İmralı Cezaevi’nin diğer cezaevleri gibi aynı yasalara tabi olması gerektiğini dile getiren Enmek, “Bu yönüyle bakıldığında anayasanın ‘eşitlik ilkesi’ uygulanmıyor. Hakların kullanılmaması hukuksuzluğu ortaya koyuyor. Kendi anayasa ve kanunlarına uymayan bir devlet yaklaşımı var” ifadelerini kullandı.
‘Görüşme sağlanmalı’
Öcalan’a tecrit içinde tecrit uygulandığına dikkati çeken Enmek, şunları söyledi: “Kürt sorununu aynı yöntemle çözmeye çalışan devlet aklı, Kürt halkının kaygılarının artmasına neden olmakta. Toplumsal barışa hizmet etmeyen bu uygulama toplumda daha çok ayrıştıran hal almaya başladı. Çözüme, barışa hiçbir şekilde katkı sunmayan bu hukuksuzluğun bir an önce bitirilmesi gerekmekte. Bu yöntem topluma daha çok zarar verir.”

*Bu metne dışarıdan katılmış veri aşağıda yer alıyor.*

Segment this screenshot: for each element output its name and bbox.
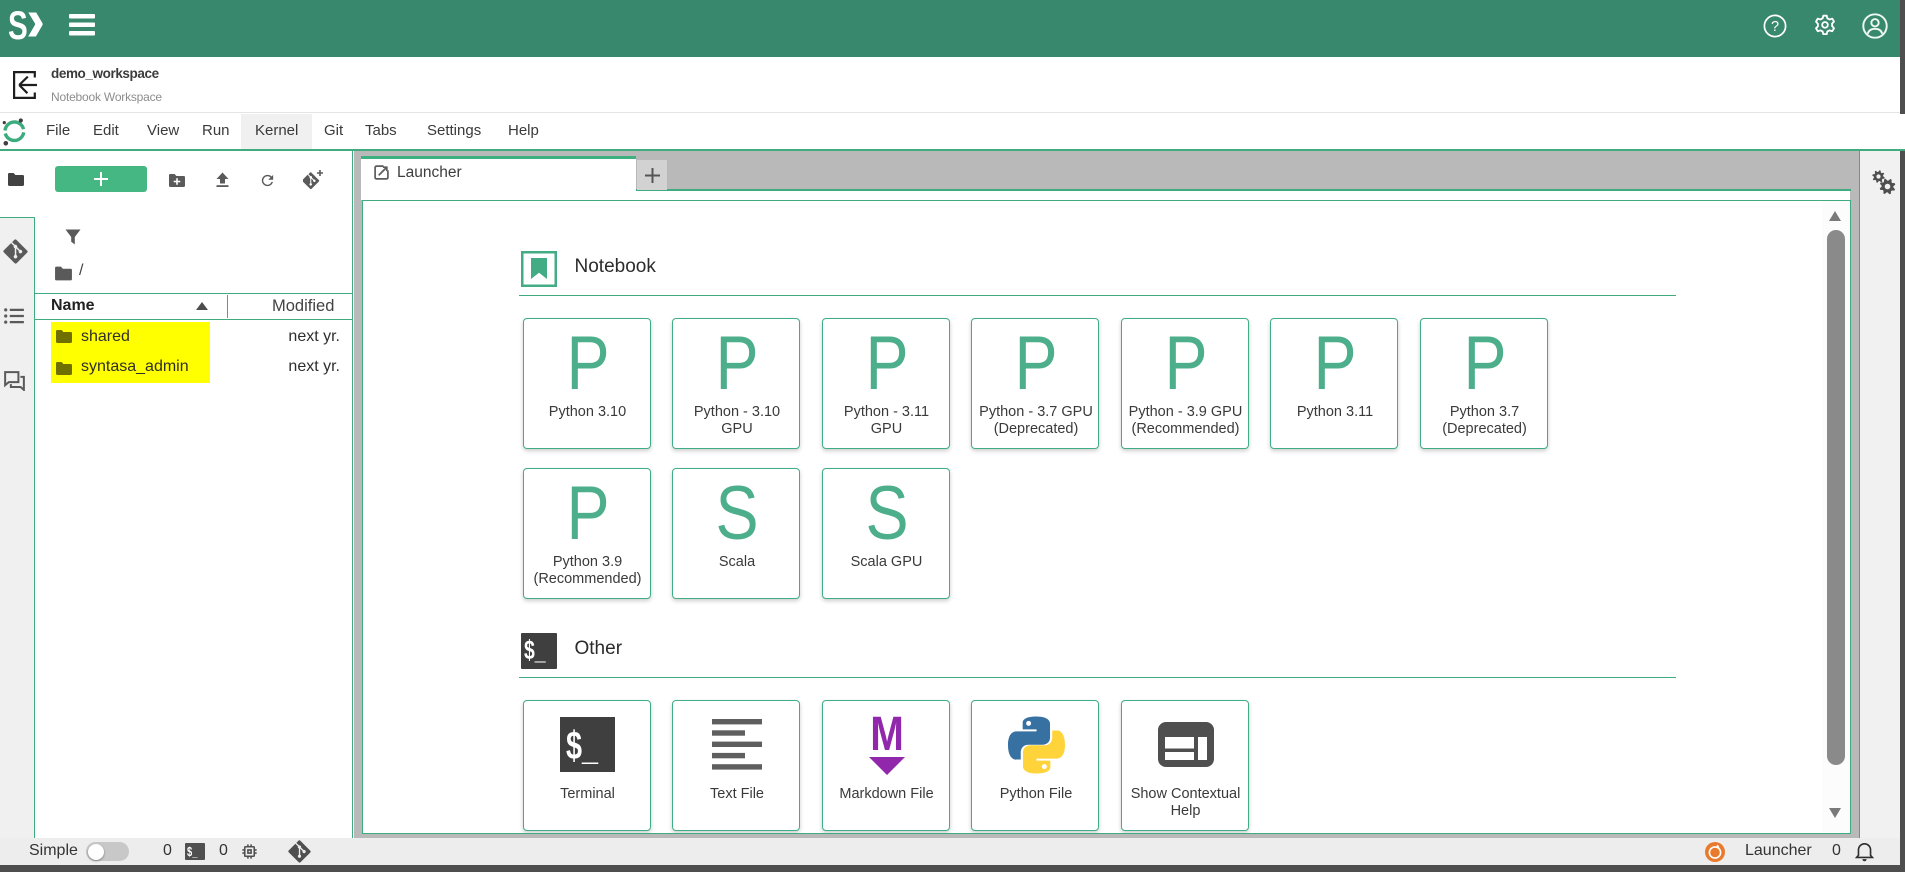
- svg-text:S: S: [8, 8, 28, 48]
- svg-text:M: M: [870, 714, 904, 761]
- svg-text:?: ?: [1771, 19, 1779, 35]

Toplumun hukuka ve geleceğe dair güvenin sağlanmasının savaş hali ve gerginliğin sonlanmasıyla mümkün olacağını ifade eden Enmek, “Tecride devam edilmesi, Abdullah Öcalan’dan haber alınamaması toplumda gerginlik yaratmaktadır. Bu gerginliğin ortadan kaldırılması için bir an önce görüşme yapılması gerekir” diye konuştu.

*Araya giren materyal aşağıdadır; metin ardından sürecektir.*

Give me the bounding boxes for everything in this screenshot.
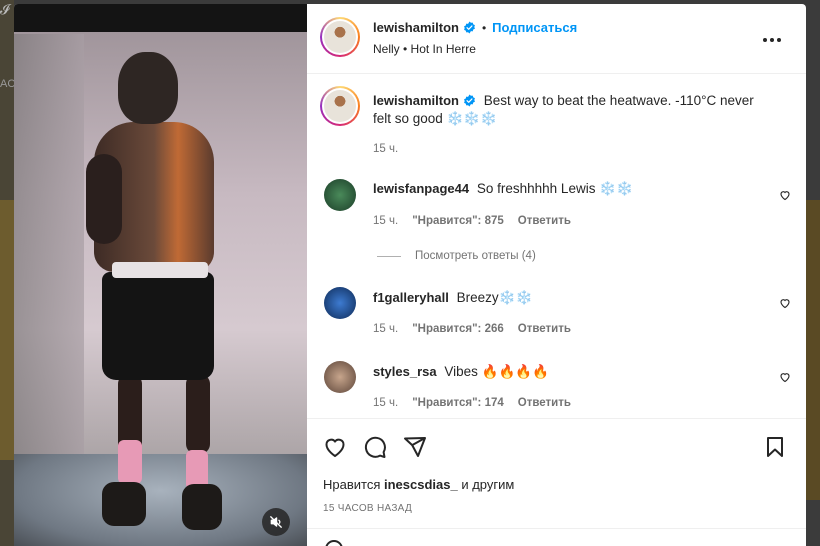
- comment-username[interactable]: lewisfanpage44: [373, 181, 469, 196]
- post-video[interactable]: [14, 4, 307, 546]
- comment-meta: 15 ч. "Нравится": 174 Ответить: [373, 397, 571, 409]
- comment-username[interactable]: f1galleryhall: [373, 290, 449, 305]
- comment-item: styles_rsa Vibes 🔥🔥🔥🔥: [373, 364, 753, 380]
- reply-button[interactable]: Ответить: [518, 323, 571, 335]
- person-head: [118, 52, 178, 124]
- video-top-bar: [14, 4, 307, 32]
- person-shorts: [102, 272, 214, 380]
- comment-text: Vibes 🔥🔥🔥🔥: [444, 364, 549, 379]
- comment-meta: 15 ч. "Нравится": 875 Ответить: [373, 215, 571, 227]
- comment-avatar[interactable]: [324, 179, 356, 211]
- comment-item: lewisfanpage44 So freshhhhh Lewis ❄️❄️: [373, 181, 753, 197]
- mute-button[interactable]: [262, 508, 290, 536]
- comment-time: 15 ч.: [373, 397, 399, 409]
- background-photo: [0, 200, 14, 460]
- posted-time: 15 ЧАСОВ НАЗАД: [323, 503, 413, 514]
- heart-icon[interactable]: [323, 435, 347, 459]
- likes-suffix[interactable]: и другим: [461, 477, 514, 492]
- post-actions: Нравится inescsdias_ и другим 15 ЧАСОВ Н…: [307, 418, 806, 546]
- post-modal: lewishamilton • Подписаться Nelly • Hot …: [14, 4, 806, 546]
- instagram-logo-icon: 𝓘: [0, 2, 10, 18]
- comment-time: 15 ч.: [373, 215, 399, 227]
- likes-user[interactable]: inescsdias_: [384, 477, 458, 492]
- view-replies-button[interactable]: Посмотреть ответы (4): [377, 250, 536, 262]
- likes-summary[interactable]: Нравится inescsdias_ и другим: [323, 477, 514, 492]
- comment-avatar[interactable]: [324, 361, 356, 393]
- verified-icon: [464, 94, 475, 107]
- person-arm: [86, 154, 122, 244]
- background-photo-right: [806, 200, 820, 500]
- video-floor: [14, 454, 307, 546]
- header-user-line: lewishamilton • Подписаться: [373, 20, 577, 35]
- person-shoe-left: [102, 482, 146, 526]
- caption-avatar[interactable]: [320, 86, 360, 126]
- comment-avatar[interactable]: [324, 287, 356, 319]
- follow-button[interactable]: Подписаться: [492, 20, 577, 35]
- person-leg-right: [186, 374, 210, 454]
- replies-divider: [377, 255, 401, 257]
- author-avatar[interactable]: [320, 17, 360, 57]
- audio-link[interactable]: Nelly • Hot In Herre: [373, 42, 476, 56]
- reply-button[interactable]: Ответить: [518, 215, 571, 227]
- caption-timestamp: 15 ч.: [373, 143, 399, 155]
- comment-text: Breezy❄️❄️: [456, 290, 533, 305]
- separator-dot: •: [481, 20, 487, 35]
- comment-likes[interactable]: "Нравится": 174: [412, 397, 504, 409]
- comment-time: 15 ч.: [373, 323, 399, 335]
- person-shoe-right: [182, 484, 222, 530]
- comment-icon[interactable]: [363, 435, 387, 459]
- video-wall: [14, 34, 84, 474]
- likes-prefix: Нравится: [323, 477, 381, 492]
- comment-likes[interactable]: "Нравится": 266: [412, 323, 504, 335]
- add-comment-divider: [307, 528, 806, 529]
- comment-text: So freshhhhh Lewis ❄️❄️: [476, 181, 633, 196]
- reply-button[interactable]: Ответить: [518, 397, 571, 409]
- background-left-text: AC: [0, 78, 16, 90]
- person-waistband: [112, 262, 208, 278]
- comment-like-icon[interactable]: [779, 189, 791, 201]
- more-icon: [763, 38, 781, 42]
- comment-item: f1galleryhall Breezy❄️❄️: [373, 290, 753, 306]
- author-username[interactable]: lewishamilton: [373, 20, 459, 35]
- comment-meta: 15 ч. "Нравится": 266 Ответить: [373, 323, 571, 335]
- post-panel: lewishamilton • Подписаться Nelly • Hot …: [307, 4, 806, 546]
- comment-like-icon[interactable]: [779, 371, 791, 383]
- caption-username[interactable]: lewishamilton: [373, 93, 459, 108]
- mute-icon: [270, 516, 282, 528]
- post-caption: lewishamilton Best way to beat the heatw…: [373, 92, 773, 128]
- send-icon[interactable]: [403, 435, 427, 459]
- post-header: lewishamilton • Подписаться Nelly • Hot …: [307, 4, 806, 74]
- bookmark-icon[interactable]: [763, 435, 787, 459]
- comment-like-icon[interactable]: [779, 297, 791, 309]
- comment-likes[interactable]: "Нравится": 875: [412, 215, 504, 227]
- view-replies-label: Посмотреть ответы (4): [415, 250, 536, 262]
- more-options-button[interactable]: [762, 30, 782, 48]
- person-sock-left: [118, 440, 142, 484]
- comment-username[interactable]: styles_rsa: [373, 364, 437, 379]
- verified-icon: [464, 21, 475, 34]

Efrînli kadınlar: Direnmeye devam edeceğiz
İmralı tecridine tepki gösteren Efrînli kadınlar da, tecrit son bulana kadar eylemde olacaklarına vurgu yaptı. Abdullah Öcalan üzerindeki tecridi kınayan Efrîn Şehit Aileleri Meclisi Yöneticisi Xedîce Îbo, “Bu halk asla teslimiyeti kabul etmedi ve geri adım atmadı. Uluslararası hukuka göre yaşlı insanların zindanda tutulmaması gerekiyor. Ancak Önder Apo yaşına rağmen hala zindanda ve direniyor. Uzun bir süredir avukatlar Önder Apo’nun yanına gidemiyor. Bu kınanacak bir durum” dedi.

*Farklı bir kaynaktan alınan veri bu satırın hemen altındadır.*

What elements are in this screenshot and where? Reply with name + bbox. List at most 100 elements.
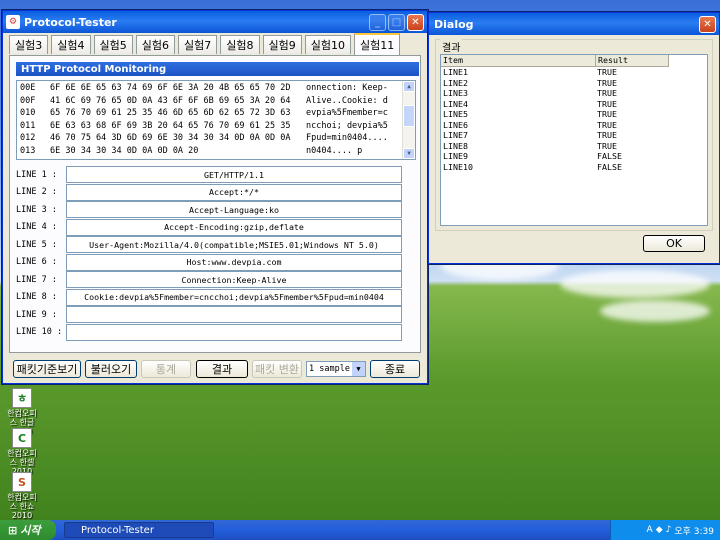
result-value: TRUE [597,130,617,140]
scroll-down-icon[interactable]: ▼ [403,148,415,159]
close-button[interactable]: ✕ [407,13,424,31]
result-row[interactable]: LINE10 FALSE [441,162,707,173]
dialog-titlebar[interactable]: Dialog ✕ [429,13,719,35]
result-list[interactable]: Item Result LINE1 TRUE LINE2 TRUE LINE3 TRUE L… [440,54,708,226]
line-label: LINE 6 : [16,257,57,267]
result-row[interactable]: LINE6 TRUE [441,120,707,131]
taskbar-item-protocol-tester[interactable]: Protocol-Tester [64,522,214,538]
result-row[interactable]: LINE2 TRUE [441,78,707,89]
line-row: LINE 3 : Accept-Language:ko [10,201,402,218]
line-row: LINE 6 : Host:www.devpia.com [10,253,402,271]
stats-button[interactable]: 통계 [141,360,191,378]
result-value: FALSE [597,151,622,161]
hex-ascii: Alive..Cookie: d [306,95,388,106]
hex-bytes: 41 6C 69 76 65 0D 0A 43 6F 6F 6B 69 65 3… [50,95,291,106]
result-item: LINE1 [443,67,468,77]
hancell-app-icon: C [12,428,32,448]
dialog-close-button[interactable]: ✕ [699,15,716,33]
security-shield-icon[interactable]: ◆ [656,525,663,535]
line-label: LINE 10 : [16,327,63,337]
result-row[interactable]: LINE7 TRUE [441,130,707,141]
line-field[interactable]: User-Agent:Mozilla/4.0(compatible;MSIE5.… [66,236,402,253]
maximize-button[interactable]: □ [388,13,405,31]
ok-button[interactable]: OK [643,235,705,252]
main-titlebar[interactable]: ⚙ Protocol-Tester _ □ ✕ [3,11,427,33]
line-field[interactable]: Accept:*/* [66,183,402,201]
result-dialog: Dialog ✕ 결과 Item Result LINE1 TRUE LINE2 TR… [428,12,720,264]
result-item: LINE4 [443,98,468,109]
exit-button[interactable]: 종료 [370,360,420,378]
line-row: LINE 10 : [10,323,402,341]
result-row[interactable]: LINE1 TRUE [441,67,707,78]
hangul-app-icon: ㅎ [12,388,32,408]
line-row: LINE 9 : [10,306,402,323]
result-row[interactable]: LINE4 TRUE [441,99,707,110]
result-row[interactable]: LINE3 TRUE [441,88,707,99]
tab-exp5[interactable]: 실험5 [93,35,133,54]
result-list-header: Item Result [441,55,707,67]
result-item: LINE3 [443,88,468,98]
result-value: FALSE [597,161,622,172]
tab-exp9[interactable]: 실험9 [262,35,302,54]
line-field[interactable] [66,306,402,323]
hex-off: 012 [20,133,36,143]
clock: 오후 3:39 [674,526,714,537]
scroll-thumb[interactable] [403,105,415,127]
load-button[interactable]: 불러오기 [85,360,137,378]
line-field[interactable]: Connection:Keep-Alive [66,271,402,288]
result-value: TRUE [597,140,617,151]
line-label: LINE 3 : [16,204,57,215]
tab-exp6[interactable]: 실험6 [135,35,175,54]
result-row[interactable]: LINE8 TRUE [441,141,707,152]
line-row: LINE 1 : GET/HTTP/1.1 [10,166,402,183]
hex-bytes: 65 76 70 69 61 25 35 46 6D 65 6D 62 65 7… [50,108,291,118]
hex-off: 011 [20,120,36,131]
ime-icon[interactable]: A [647,525,653,535]
packet-convert-button[interactable]: 패킷 변환 [252,360,302,378]
result-item: LINE8 [443,140,468,151]
hex-row: 010 65 76 70 69 61 25 35 46 6D 65 6D 62 6… [17,108,415,121]
tab-exp8[interactable]: 실험8 [220,35,260,54]
line-label: LINE 5 : [16,239,57,250]
result-value: TRUE [597,67,617,77]
line-field[interactable]: Accept-Language:ko [66,201,402,218]
result-button[interactable]: 결과 [196,360,248,378]
result-group-box: 결과 Item Result LINE1 TRUE LINE2 TRUE LINE3 TR… [435,39,713,231]
hex-bytes: 6F 6E 6E 65 63 74 69 6F 6E 3A 20 4B 65 6… [50,83,291,93]
hex-ascii: ncchoi; devpia%5 [306,120,388,131]
tab-exp10[interactable]: 실험10 [304,35,351,54]
result-row[interactable]: LINE5 TRUE [441,109,707,120]
packet-view-button[interactable]: 패킷기준보기 [13,360,81,378]
result-value: TRUE [597,109,617,119]
tab-exp7[interactable]: 실험7 [178,35,218,54]
hex-dump-view[interactable]: 00E 6F 6E 6E 65 63 74 69 6F 6E 3A 20 4B 6… [16,80,416,160]
tab-exp4[interactable]: 실험4 [51,35,91,54]
line-row: LINE 4 : Accept-Encoding:gzip,deflate [10,218,402,236]
volume-icon[interactable]: ♪ [666,525,672,535]
line-row: LINE 5 : User-Agent:Mozilla/4.0(compatibl… [10,236,402,253]
tab-exp3[interactable]: 실험3 [9,35,49,54]
windows-logo-icon: ⊞ [8,523,18,537]
sample-select[interactable]: 1 sample ▼ [306,361,366,377]
app-icon: ⚙ [6,15,20,29]
minimize-button[interactable]: _ [369,13,386,31]
result-row[interactable]: LINE9 FALSE [441,151,707,162]
start-button[interactable]: ⊞ 시작 [0,520,56,540]
line-field[interactable] [66,323,402,341]
desktop-icon-hancell[interactable]: C 한컴오피스 한셀 2010 [4,428,40,476]
hex-off: 00F [20,95,36,106]
line-field[interactable]: GET/HTTP/1.1 [66,166,402,183]
column-item[interactable]: Item [441,55,596,67]
line-field[interactable]: Host:www.devpia.com [66,253,402,271]
hex-bytes: 46 70 75 64 3D 6D 69 6E 30 34 30 34 0D 0… [50,133,291,143]
desktop-icon-hanshow[interactable]: S 한컴오피스 한쇼 2010 [4,472,40,520]
line-field[interactable]: Accept-Encoding:gzip,deflate [66,218,402,236]
hex-scrollbar[interactable]: ▲ ▼ [402,81,415,159]
result-value: TRUE [597,77,617,88]
column-result[interactable]: Result [596,55,669,67]
tab-exp11[interactable]: 실험11 [354,33,401,55]
result-item: LINE5 [443,109,468,119]
result-value: TRUE [597,119,617,130]
scroll-up-icon[interactable]: ▲ [403,81,415,92]
line-field[interactable]: Cookie:devpia%5Fmember=cncchoi;devpia%5F… [66,288,402,306]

Uluslararası komplocu güçlerin Abdullah Öcalan üzerindeki tecridi ağırlaştırdığını belirten Efrîn Bölgesi Şehit Eşleri Kurumu Yöneticisi Fatime Remedan, “Bizler şehit aileleri olarak ağırlaştırılmış tecride karşı sürekli ayaktayız ve eylemler yapıyoruz. Bu Önder Apo özgürleşene ve İmralı sistemi yıkılıncaya kadar da devam edecek. Bizler Şehba’da Önder Apo özgürleşinceye kadar direnmeye devam edeceğiz” ifadelerini kullandı.
Abdullah Öcalan’ın avukatları ve ailesi ile görüştürülmesi gerektiğini belirten Nisrîn Cim ise “Özellikle insan hakları savunucuları ve yabancı avukatların sorumluluklarını yerine getirmeleri gerekiyor. Tecridin amacı onun düşüncelerinden bizi koparmak. Ancak komplocuların hayalleri asla gerçekleşmeyecek. Bizler önderliğimizin düşüncelerinden ve özgürlüğünden asla vazgeçmeyeceğiz” ifadelerini kullandı.